RELATED: Georgia to opt out of extra $300 federal unemployment supplement, Kemp says

In Arizona, the governor is not only eliminating the federal benefit check, he is also promising, as further incentive to those who are out of work, a bonus of $2,000 to every person who gets off of unemployment and goes to work fulltime, and $1,000 for going to work at a part-time job.

In Georgia, Kemp is promising state support for people returning to work. He has not yet announced details.

What frustrates Sharonda Mason, who lost her job weeks ago, is that the state was quick to eliminate the weekly $300 benefit that’s not even state money, but she still hasn’t been able to get the Georgia Department of Labor to process any of the unemployment benefits that belong to her, as a longtime employee in the state. She has not seen her first check, yet.

“To be honest with you, it just seems like I’m going around in circles” with the Department of Labor claims processors, she said.

“They tell me this, and then somebody tells me another thing. So I’m not quite sure if they even know what’s going on.... If I don’t find a job soon, we’re going to exhaust all our savings, and then my household’s going to be in trouble.”

So she is increasingly aware of the crucial difference the extra $300 a week from the federal government has been making for people trying to find a job even as job listings are plentiful.

“Because there are some people out there that really need that income to keep afloat, to keep the lights on, and provide for their kids. Once they decide to not give that extra $300, a whole lot of people’s households is gonna be really, really messed up. People need that extra income to keep them afloat," she said. 

She continues to try to cut through the state’s red tape to get her unemployment claim processed, and she is worried for those who have been unemployed even longer than she has, and who have been grateful for the $300 checks as they also look for work.
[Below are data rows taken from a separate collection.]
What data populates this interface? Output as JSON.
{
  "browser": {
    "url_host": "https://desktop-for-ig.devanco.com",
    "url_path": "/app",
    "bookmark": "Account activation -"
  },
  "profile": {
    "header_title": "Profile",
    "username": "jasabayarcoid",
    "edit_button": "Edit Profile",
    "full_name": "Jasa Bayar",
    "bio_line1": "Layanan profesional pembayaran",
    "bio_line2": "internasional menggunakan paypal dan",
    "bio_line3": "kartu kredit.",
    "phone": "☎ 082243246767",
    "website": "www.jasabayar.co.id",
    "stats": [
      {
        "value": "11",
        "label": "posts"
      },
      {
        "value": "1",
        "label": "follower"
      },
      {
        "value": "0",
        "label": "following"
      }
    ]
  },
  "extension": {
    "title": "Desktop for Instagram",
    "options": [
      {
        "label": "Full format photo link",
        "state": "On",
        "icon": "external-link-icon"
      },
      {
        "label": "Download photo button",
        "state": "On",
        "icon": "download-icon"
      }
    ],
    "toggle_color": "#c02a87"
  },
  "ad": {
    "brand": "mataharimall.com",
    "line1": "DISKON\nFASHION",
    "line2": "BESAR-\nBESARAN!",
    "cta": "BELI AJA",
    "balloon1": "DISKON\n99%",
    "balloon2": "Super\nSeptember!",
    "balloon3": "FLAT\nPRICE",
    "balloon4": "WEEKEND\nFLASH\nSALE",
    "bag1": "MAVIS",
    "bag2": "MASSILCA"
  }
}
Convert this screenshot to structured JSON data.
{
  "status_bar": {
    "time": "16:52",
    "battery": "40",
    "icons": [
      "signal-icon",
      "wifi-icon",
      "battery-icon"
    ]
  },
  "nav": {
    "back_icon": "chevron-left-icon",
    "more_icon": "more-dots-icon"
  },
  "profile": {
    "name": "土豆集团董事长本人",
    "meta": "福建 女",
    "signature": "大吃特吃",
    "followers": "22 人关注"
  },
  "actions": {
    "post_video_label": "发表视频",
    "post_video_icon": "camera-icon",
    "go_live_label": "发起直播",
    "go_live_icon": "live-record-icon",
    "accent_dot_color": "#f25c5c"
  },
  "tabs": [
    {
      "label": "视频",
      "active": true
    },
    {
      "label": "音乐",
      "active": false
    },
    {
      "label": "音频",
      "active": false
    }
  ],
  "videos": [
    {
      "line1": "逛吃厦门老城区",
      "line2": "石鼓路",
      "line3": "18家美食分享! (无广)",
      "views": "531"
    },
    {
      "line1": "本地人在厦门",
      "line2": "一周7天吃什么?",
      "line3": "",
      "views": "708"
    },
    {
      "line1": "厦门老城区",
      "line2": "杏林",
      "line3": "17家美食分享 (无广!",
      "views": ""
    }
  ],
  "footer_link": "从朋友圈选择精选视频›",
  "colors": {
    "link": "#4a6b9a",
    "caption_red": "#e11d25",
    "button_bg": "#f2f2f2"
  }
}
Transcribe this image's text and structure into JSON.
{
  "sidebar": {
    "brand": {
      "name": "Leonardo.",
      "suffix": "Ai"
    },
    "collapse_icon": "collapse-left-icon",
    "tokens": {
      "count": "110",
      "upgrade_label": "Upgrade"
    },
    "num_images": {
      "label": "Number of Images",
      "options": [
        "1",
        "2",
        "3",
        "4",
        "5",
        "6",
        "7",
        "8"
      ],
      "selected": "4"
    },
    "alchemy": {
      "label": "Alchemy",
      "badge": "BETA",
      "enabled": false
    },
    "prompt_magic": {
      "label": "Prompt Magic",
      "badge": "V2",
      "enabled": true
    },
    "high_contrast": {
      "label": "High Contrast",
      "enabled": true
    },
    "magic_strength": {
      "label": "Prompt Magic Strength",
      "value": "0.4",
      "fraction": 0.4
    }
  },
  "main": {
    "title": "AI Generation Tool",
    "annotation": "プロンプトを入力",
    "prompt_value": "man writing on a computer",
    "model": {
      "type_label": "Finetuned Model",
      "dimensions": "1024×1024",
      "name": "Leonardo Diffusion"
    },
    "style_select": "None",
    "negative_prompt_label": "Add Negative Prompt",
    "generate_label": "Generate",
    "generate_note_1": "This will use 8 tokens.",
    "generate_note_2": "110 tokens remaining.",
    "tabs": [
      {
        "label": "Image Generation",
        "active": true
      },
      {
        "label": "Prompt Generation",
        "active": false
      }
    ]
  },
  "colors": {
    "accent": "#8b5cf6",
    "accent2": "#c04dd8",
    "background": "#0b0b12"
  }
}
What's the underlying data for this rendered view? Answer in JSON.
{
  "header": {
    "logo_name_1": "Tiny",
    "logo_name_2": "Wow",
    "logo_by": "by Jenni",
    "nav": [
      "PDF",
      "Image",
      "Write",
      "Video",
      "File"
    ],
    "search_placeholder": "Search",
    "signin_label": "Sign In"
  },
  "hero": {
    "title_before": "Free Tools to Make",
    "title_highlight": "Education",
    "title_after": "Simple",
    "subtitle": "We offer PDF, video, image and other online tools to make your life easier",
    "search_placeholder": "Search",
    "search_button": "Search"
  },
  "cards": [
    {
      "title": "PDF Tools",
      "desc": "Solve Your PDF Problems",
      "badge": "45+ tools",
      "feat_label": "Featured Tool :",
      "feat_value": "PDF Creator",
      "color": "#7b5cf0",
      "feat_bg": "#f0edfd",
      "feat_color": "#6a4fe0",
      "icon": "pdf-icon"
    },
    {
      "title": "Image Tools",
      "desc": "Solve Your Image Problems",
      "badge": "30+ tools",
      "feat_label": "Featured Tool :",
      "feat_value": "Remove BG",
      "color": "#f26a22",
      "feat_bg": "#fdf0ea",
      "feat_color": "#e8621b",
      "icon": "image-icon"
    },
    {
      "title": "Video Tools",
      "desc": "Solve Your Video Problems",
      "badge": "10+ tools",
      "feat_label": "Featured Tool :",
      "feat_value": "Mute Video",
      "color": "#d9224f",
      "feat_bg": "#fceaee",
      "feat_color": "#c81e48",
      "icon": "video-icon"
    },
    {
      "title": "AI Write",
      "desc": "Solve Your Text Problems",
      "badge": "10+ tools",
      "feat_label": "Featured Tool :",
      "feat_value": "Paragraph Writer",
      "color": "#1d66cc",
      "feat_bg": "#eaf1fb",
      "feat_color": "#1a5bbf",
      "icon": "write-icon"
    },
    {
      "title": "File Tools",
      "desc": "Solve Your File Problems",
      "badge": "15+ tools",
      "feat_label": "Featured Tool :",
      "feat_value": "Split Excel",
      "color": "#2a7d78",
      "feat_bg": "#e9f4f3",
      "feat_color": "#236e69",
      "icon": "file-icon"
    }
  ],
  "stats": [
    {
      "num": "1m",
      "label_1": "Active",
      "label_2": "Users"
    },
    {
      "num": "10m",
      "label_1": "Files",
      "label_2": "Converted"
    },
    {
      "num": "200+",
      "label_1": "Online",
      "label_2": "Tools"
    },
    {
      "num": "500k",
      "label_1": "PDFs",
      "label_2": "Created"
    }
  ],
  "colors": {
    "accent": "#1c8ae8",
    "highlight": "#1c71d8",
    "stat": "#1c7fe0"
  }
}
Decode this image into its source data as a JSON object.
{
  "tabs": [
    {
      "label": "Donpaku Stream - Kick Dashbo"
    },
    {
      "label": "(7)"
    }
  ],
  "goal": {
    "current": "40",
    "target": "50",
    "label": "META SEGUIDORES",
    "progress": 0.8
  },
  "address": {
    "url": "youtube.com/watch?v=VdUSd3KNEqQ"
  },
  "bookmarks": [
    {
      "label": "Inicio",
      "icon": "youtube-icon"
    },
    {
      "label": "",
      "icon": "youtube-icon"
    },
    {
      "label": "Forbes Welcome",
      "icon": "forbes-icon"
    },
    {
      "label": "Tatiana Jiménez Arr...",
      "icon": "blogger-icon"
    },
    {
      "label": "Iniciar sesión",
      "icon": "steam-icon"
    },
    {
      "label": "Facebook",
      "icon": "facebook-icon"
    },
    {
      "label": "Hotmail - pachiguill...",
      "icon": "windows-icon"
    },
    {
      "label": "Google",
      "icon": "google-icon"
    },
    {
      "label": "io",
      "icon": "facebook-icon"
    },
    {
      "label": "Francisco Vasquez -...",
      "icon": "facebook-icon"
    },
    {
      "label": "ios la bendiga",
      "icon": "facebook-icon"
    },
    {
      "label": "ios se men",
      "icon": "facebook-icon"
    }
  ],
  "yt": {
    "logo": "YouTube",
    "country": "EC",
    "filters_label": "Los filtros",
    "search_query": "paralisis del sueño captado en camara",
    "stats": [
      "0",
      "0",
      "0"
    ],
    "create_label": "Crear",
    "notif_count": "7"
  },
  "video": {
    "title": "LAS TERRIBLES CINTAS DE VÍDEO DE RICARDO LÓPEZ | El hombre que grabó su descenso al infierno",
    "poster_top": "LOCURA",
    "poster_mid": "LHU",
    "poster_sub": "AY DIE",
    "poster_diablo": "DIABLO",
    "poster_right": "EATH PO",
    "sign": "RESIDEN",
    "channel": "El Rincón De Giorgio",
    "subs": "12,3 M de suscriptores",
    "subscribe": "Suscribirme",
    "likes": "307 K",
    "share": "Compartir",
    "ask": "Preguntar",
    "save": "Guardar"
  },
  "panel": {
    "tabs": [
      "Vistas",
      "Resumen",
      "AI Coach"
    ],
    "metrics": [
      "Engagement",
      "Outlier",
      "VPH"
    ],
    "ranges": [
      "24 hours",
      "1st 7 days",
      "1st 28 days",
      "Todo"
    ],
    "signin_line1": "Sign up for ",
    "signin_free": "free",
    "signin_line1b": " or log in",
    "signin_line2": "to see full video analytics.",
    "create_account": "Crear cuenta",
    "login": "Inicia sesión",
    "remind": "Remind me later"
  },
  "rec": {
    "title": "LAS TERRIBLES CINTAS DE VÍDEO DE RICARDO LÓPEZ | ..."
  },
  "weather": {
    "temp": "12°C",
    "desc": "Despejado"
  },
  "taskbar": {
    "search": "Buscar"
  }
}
“I’m gonna do whatever it takes to keep my household above water, continue to fill out applications,” for another medical assistant job, if possible, “even think about maybe going back to school to take up something different. I’m just gonna keep on looking for a job, and hoping that I get some call-backs.”

Mason and Scott are hoping that this dawn of the post-pandemic era continues to be a job-seeker’s market. They are working to make it be true for them.